Speaker
Description
The rare radiative leptonic decay $B^+\to\ell^+\nu_\ell\gamma$, with $\ell=\mu,e$, is considered a golden channel to probe the internal structure of the $B$ meson through its Light-Cone Distribution Amplitude (LCDA). Predicted by the Standard Model with a Branching Ratio (BR) of $\mathcal{O}(10^{-6})$, it has not yet been observed. The most stringent upper limit on its BR has been set by the Belle experiment, while a search at a hadron collider such as LHC was long deemed unfeasible. A novel approach has been developed at the LHCb experiment, which exploits photons that convert to $e^+e^-$ pairs in the material of the VErtex LOcator (VELO), allowing to extract the secondary $B$-vertex. Again, since the information on the final-state neutrino is lost, the corrected mass of the $\ell^+e^+e^-$ system serves as the main observable.
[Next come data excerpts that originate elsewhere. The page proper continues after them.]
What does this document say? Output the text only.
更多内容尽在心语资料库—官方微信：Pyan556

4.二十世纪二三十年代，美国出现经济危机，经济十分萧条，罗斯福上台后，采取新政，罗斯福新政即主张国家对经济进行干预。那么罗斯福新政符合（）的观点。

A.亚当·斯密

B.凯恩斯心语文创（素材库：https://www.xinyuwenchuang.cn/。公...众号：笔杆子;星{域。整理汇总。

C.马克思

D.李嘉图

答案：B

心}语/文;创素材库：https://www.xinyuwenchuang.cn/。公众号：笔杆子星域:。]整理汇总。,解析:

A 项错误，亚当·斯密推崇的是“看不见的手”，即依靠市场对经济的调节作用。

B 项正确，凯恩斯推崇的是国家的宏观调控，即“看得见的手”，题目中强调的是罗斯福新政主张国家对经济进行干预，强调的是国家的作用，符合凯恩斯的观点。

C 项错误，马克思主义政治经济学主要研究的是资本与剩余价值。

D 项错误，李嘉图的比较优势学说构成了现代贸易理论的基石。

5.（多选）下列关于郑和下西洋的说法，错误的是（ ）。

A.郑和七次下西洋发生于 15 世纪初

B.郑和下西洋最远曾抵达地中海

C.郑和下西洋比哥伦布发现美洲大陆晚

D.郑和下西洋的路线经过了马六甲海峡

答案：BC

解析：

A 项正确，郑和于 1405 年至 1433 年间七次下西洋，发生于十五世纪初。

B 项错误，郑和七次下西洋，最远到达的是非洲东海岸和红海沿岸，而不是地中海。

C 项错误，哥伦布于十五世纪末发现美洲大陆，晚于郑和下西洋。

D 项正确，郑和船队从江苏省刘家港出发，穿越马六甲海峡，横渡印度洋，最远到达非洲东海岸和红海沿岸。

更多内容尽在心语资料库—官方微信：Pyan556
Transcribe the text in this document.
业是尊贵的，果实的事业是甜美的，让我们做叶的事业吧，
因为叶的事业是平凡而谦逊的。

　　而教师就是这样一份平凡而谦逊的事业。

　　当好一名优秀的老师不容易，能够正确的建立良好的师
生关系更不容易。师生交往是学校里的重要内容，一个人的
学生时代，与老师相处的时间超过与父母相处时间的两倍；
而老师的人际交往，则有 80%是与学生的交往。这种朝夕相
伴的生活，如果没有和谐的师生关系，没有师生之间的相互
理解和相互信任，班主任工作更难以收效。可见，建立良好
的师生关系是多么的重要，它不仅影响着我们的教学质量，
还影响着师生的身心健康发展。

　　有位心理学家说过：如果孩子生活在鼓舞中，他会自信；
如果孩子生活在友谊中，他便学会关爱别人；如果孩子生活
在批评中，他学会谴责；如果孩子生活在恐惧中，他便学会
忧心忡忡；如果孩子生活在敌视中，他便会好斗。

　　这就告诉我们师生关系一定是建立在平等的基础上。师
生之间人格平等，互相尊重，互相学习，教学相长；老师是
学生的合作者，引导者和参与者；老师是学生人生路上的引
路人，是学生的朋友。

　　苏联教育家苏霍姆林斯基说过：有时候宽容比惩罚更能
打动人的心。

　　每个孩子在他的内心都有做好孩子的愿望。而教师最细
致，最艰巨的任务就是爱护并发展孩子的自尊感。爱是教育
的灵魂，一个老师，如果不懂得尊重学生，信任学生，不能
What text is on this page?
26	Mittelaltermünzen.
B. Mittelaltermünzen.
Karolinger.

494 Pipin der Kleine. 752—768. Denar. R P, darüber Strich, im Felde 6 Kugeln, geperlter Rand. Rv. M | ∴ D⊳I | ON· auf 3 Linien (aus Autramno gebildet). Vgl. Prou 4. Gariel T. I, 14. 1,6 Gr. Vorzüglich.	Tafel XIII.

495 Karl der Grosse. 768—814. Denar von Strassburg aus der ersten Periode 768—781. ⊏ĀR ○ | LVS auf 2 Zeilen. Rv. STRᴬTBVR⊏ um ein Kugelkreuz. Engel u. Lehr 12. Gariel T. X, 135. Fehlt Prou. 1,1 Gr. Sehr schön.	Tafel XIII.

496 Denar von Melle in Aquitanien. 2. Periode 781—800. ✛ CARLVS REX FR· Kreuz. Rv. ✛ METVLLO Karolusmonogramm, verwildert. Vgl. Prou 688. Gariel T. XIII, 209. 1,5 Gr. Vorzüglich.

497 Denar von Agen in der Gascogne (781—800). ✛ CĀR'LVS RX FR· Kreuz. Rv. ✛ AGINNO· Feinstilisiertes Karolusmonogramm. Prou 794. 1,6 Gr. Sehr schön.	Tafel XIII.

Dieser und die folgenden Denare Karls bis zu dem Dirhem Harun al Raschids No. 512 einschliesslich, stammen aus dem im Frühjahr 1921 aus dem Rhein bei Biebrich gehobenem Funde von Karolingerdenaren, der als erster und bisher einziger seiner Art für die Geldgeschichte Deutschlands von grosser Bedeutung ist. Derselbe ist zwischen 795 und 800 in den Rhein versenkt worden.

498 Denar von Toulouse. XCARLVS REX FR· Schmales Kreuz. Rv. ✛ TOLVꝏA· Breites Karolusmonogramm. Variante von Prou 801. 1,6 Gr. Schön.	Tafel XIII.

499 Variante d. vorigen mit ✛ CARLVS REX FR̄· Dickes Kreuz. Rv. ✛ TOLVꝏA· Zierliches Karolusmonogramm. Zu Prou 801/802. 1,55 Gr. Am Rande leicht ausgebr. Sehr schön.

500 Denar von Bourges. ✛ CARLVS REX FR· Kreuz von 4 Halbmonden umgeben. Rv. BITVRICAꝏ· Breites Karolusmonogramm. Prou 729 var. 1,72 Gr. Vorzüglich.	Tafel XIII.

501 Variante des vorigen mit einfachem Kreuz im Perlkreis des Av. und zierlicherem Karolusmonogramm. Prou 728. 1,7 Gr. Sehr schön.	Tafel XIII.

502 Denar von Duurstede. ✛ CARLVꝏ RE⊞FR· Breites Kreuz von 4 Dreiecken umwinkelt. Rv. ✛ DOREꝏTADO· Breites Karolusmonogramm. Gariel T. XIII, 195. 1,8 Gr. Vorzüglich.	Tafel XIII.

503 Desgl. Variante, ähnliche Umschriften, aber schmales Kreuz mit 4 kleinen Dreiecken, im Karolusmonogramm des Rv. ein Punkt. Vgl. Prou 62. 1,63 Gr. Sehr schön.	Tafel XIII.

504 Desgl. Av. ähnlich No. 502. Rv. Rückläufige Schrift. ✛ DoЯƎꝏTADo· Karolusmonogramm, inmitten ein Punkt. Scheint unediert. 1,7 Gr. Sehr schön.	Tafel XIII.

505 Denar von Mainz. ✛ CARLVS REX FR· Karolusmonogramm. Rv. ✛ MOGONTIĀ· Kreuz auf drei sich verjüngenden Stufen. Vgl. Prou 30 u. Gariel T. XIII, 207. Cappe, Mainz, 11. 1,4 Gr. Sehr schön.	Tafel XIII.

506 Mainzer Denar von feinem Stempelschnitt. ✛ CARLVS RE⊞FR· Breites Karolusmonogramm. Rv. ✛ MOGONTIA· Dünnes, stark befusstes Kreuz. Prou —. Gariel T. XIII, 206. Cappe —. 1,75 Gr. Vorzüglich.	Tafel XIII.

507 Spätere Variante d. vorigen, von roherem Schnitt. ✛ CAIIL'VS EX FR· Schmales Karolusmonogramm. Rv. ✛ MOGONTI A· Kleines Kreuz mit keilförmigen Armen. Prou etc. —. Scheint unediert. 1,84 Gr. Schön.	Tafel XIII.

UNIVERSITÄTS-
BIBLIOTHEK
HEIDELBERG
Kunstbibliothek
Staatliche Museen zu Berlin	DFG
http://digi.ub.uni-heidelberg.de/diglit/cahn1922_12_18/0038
A crucial aspect of the strategy is the modelling of backgrounds, dominated by the neutral meson decays $\pi^0\to\gamma\gamma$ and $\eta\to\gamma\gamma$. The LHCb dataset also provides sensitivity to the analogous $B_c^+$ decay modes. The ongoing search for the decay $B^+\to\mu^+\nu_\mu\gamma$ with Run 2 data shows promising sensitivity, and a parallel analysis using Run 3 data has started. Benefiting from the latest detector upgrade and improved trigger efficiencies, the current Run 3 study targets both muon and electron channels with the aim of getting to the first observation of these $B^+_{(c)}$ decays, or at least of significantly constraining the existing upper limits on their BRs.